Vos parents insistent-ils pour vous présenter un
homme (ou une femme) qu'ils connaissent mais que vous n'avez jamais
rencontré ?
Votre entourage immédiat, qu'il s'agisse de votre famille,
de votre belle-famille ou de vos amis, exercent-t-ils une pression sur
vous pour vous faire accepter le mariage de votre fille (fils) ?
Il est possible d'échapper à un mariage forcé, réagissez !
«L'homme et la femme choisissent librement leur conjoint et
ne contractent mariage que de leur libre et plein consentement... »
Article 43 du Code des Personnes et de la famille (TOGO)
«Chacun des époux [...] doit consentir personnellement au
mariage.
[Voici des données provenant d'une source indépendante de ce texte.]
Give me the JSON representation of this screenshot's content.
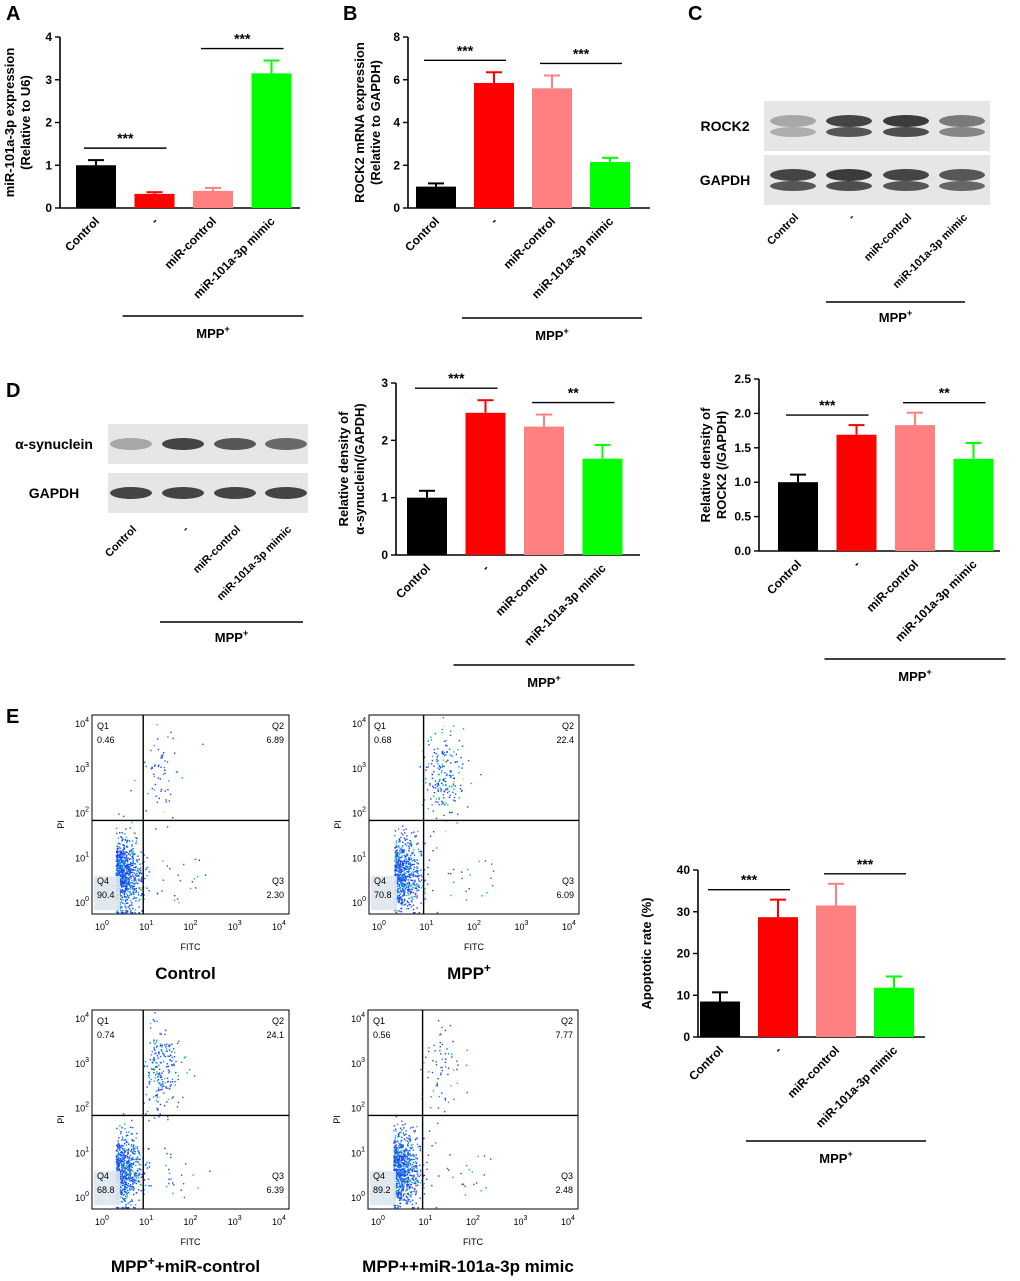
{
  "panel_labels": {
    "A": "A",
    "B": "B",
    "C": "C",
    "D": "D",
    "E": "E"
  },
  "treatment": {
    "base": "MPP",
    "sup": "+"
  },
  "categories": [
    "Control",
    "-",
    "miR-control",
    "miR-101a-3p mimic"
  ],
  "colors": {
    "control": "#000000",
    "mpp": "#ff0000",
    "mir_control": "#ff8080",
    "mimic": "#00ff00",
    "axis": "#000000"
  },
  "chart_data": [
    {
      "id": "A",
      "type": "bar",
      "title": "",
      "ylabel_lines": [
        "miR-101a-3p expression",
        "(Relative to U6)"
      ],
      "categories": [
        "Control",
        "-",
        "miR-control",
        "miR-101a-3p mimic"
      ],
      "values": [
        1.0,
        0.33,
        0.4,
        3.15
      ],
      "errors": [
        0.12,
        0.04,
        0.07,
        0.3
      ],
      "ylim": [
        0,
        4
      ],
      "yticks": [
        "0",
        "1",
        "2",
        "3",
        "4"
      ],
      "significance": [
        {
          "from": 0,
          "to": 1,
          "label": "***"
        },
        {
          "from": 2,
          "to": 3,
          "label": "***"
        }
      ]
    },
    {
      "id": "B",
      "type": "bar",
      "title": "",
      "ylabel_lines": [
        "ROCK2 mRNA expression",
        "(Relative to GAPDH)"
      ],
      "categories": [
        "Control",
        "-",
        "miR-control",
        "miR-101a-3p mimic"
      ],
      "values": [
        1.0,
        5.85,
        5.6,
        2.15
      ],
      "errors": [
        0.15,
        0.5,
        0.6,
        0.2
      ],
      "ylim": [
        0,
        8
      ],
      "yticks": [
        "0",
        "2",
        "4",
        "6",
        "8"
      ],
      "significance": [
        {
          "from": 0,
          "to": 1,
          "label": "***"
        },
        {
          "from": 2,
          "to": 3,
          "label": "***"
        }
      ]
    },
    {
      "id": "D1",
      "type": "bar",
      "title": "",
      "ylabel_lines": [
        "Relative density of",
        "α-synuclein(/GAPDH)"
      ],
      "categories": [
        "Control",
        "-",
        "miR-control",
        "miR-101a-3p mimic"
      ],
      "values": [
        1.0,
        2.48,
        2.24,
        1.68
      ],
      "errors": [
        0.12,
        0.22,
        0.21,
        0.24
      ],
      "ylim": [
        0,
        3
      ],
      "yticks": [
        "0",
        "1",
        "2",
        "3"
      ],
      "significance": [
        {
          "from": 0,
          "to": 1,
          "label": "***"
        },
        {
          "from": 2,
          "to": 3,
          "label": "**"
        }
      ]
    },
    {
      "id": "D2",
      "type": "bar",
      "title": "",
      "ylabel_lines": [
        "Relative density of",
        "ROCK2 (/GAPDH)"
      ],
      "categories": [
        "Control",
        "-",
        "miR-control",
        "miR-101a-3p mimic"
      ],
      "values": [
        1.0,
        1.69,
        1.83,
        1.34
      ],
      "errors": [
        0.11,
        0.14,
        0.18,
        0.23
      ],
      "ylim": [
        0,
        2.5
      ],
      "yticks": [
        "0.0",
        "0.5",
        "1.0",
        "1.5",
        "2.0",
        "2.5"
      ],
      "significance": [
        {
          "from": 0,
          "to": 1,
          "label": "***"
        },
        {
          "from": 2,
          "to": 3,
          "label": "**"
        }
      ]
    },
    {
      "id": "E",
      "type": "bar",
      "title": "",
      "ylabel_lines": [
        "Apoptotic rate (%)"
      ],
      "categories": [
        "Control",
        "-",
        "miR-control",
        "miR-101a-3p mimic"
      ],
      "values": [
        8.5,
        28.7,
        31.5,
        11.8
      ],
      "errors": [
        2.2,
        4.2,
        5.2,
        2.7
      ],
      "ylim": [
        0,
        40
      ],
      "yticks": [
        "0",
        "10",
        "20",
        "30",
        "40"
      ],
      "significance": [
        {
          "from": 0,
          "to": 1,
          "label": "***"
        },
        {
          "from": 2,
          "to": 3,
          "label": "***"
        }
      ]
    }
  ],
  "blots": {
    "C": {
      "rows": [
        "ROCK2",
        "GAPDH"
      ],
      "lanes": [
        "Control",
        "-",
        "miR-control",
        "miR-101a-3p mimic"
      ],
      "intensity": [
        [
          0.3,
          0.85,
          0.9,
          0.55
        ],
        [
          0.85,
          0.9,
          0.85,
          0.75
        ]
      ]
    },
    "D": {
      "rows": [
        "α-synuclein",
        "GAPDH"
      ],
      "lanes": [
        "Control",
        "-",
        "miR-control",
        "miR-101a-3p mimic"
      ],
      "intensity": [
        [
          0.3,
          0.85,
          0.75,
          0.65
        ],
        [
          0.85,
          0.85,
          0.85,
          0.85
        ]
      ]
    }
  },
  "flow": {
    "xlabel": "FITC",
    "ylabel": "PI",
    "axis_ticks": [
      "10",
      "10",
      "10",
      "10",
      "10"
    ],
    "tick_exponents": [
      "0",
      "1",
      "2",
      "3",
      "4"
    ],
    "plots": [
      {
        "id": "ctrl",
        "q1": "0.46",
        "q2": "6.89",
        "q3": "2.30",
        "q4": "90.4",
        "caption_main": "Control",
        "caption_sup": "",
        "caption_rest": ""
      },
      {
        "id": "mpp",
        "q1": "0.68",
        "q2": "22.4",
        "q3": "6.09",
        "q4": "70.8",
        "caption_main": "MPP",
        "caption_sup": "+",
        "caption_rest": ""
      },
      {
        "id": "mppc",
        "q1": "0.74",
        "q2": "24.1",
        "q3": "6.39",
        "q4": "68.8",
        "caption_main": "MPP",
        "caption_sup": "+",
        "caption_rest": "+miR-control"
      },
      {
        "id": "mppm",
        "q1": "0.56",
        "q2": "7.77",
        "q3": "2.48",
        "q4": "89.2",
        "caption_main": "MPP++miR-101a-3p mimic",
        "caption_sup": "",
        "caption_rest": ""
      }
    ],
    "quadrant_names": [
      "Q1",
      "Q2",
      "Q3",
      "Q4"
    ]
  }
}
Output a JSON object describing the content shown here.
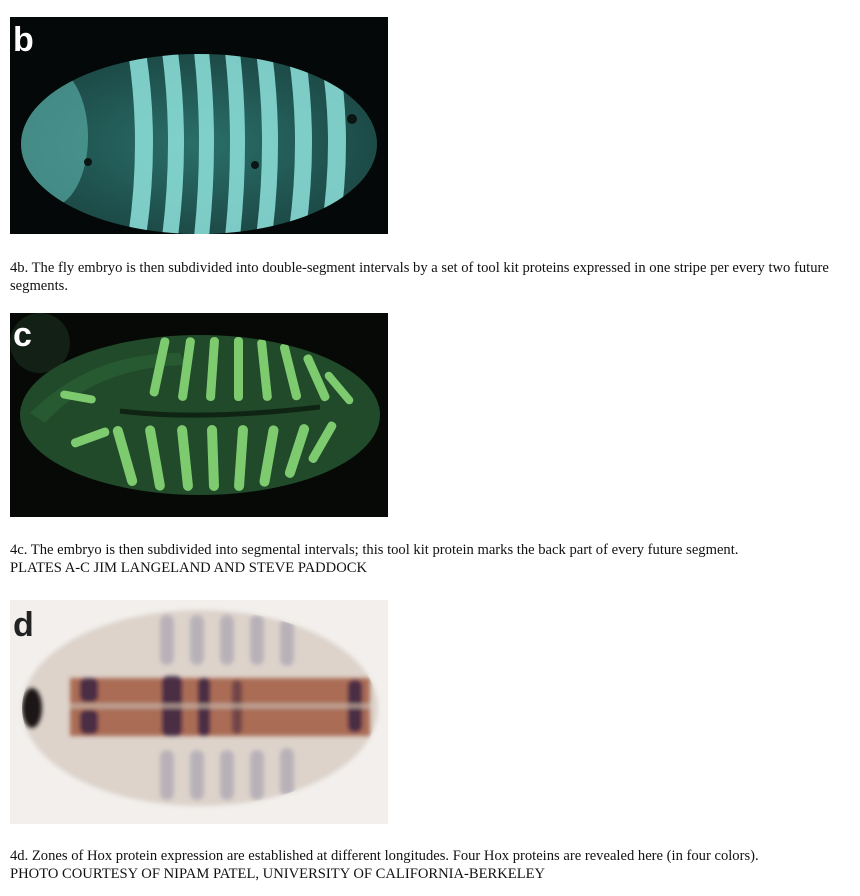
{
  "plates": [
    {
      "letter": "b",
      "caption": "4b. The fly embryo is then subdivided into double-segment intervals by a set of tool kit proteins expressed in one stripe per every two future segments.",
      "colors": {
        "background": "#050808",
        "embryo": "#1f5450",
        "stripe": "#8fe2dc"
      }
    },
    {
      "letter": "c",
      "caption": "4c. The embryo is then subdivided into segmental intervals; this tool kit protein marks the back part of every future segment.",
      "credit_prefix": "PLATES A-C JIM ",
      "credit_small": "LANGELAND AND STEVE PADDOCK",
      "colors": {
        "background": "#060906",
        "embryo": "#214a2a",
        "stripe": "#8fe27c"
      }
    },
    {
      "letter": "d",
      "caption": "4d. Zones of Hox protein expression are established at different longitudes. Four Hox proteins are revealed here (in four colors).",
      "credit_prefix": "PHOTO COURTESY OF ",
      "credit_small": "NIPAM PATEL, UNIVERSITY OF CALIFORNIA-BERKELEY",
      "colors": {
        "background": "#f2efec",
        "embryo": "#ddd3cb",
        "brown": "#9a4a2c",
        "purple": "#3a2440",
        "grey": "#8d8aa2"
      }
    }
  ]
}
Dans le cas contraire, le mariage est nul et tout acte sexuel
imposé est un viol...» Art 44 du Code précité
Au Togo, le mariage est une union légitime d'un homme
et d'une femme reposant sur un échange de consentement contracté devant
l'officier de l'état civil et sanctionné par la loi dans ses conditions
de formation, ses effets et sa dissolution.
Bien que l'on dénombre plusieurs variétés de mariages
telles que le mariage blanc, le mariage des mineurs, le mariage in
extremis, le mariage posthume, le mariage putatif, ..., celui qui nous
intéresse est le mariage forcé.
En effet le mariage forcé est celui conclu sans le
consentement d'un (ou) des époux. Il a, donc, pour but de marier une
personne contre sa volonté.
Très souvent, c'est la famille qui impose le mariage à
un enfant mais aussi à une autre famille et bien sûr, ne respecte pas le
consentement de leur enfant. Parfois, les enfants ne veulent pas se
marier avec la personne que leurs parents ont choisie, ce qui a pour
conséquence des ruptures familiales.
Conformément à l'article 82-1 du Code des Personnes et
de la Famille, la nullité du mariage doit être prononcée lorsqu'il a
été contracté sans le consentement de l'un des époux. L'action en
nullité, est imprescriptible et, peut être exercée par le ministère
public, les époux eux-mêmes ou toute personne qui y a intérêt.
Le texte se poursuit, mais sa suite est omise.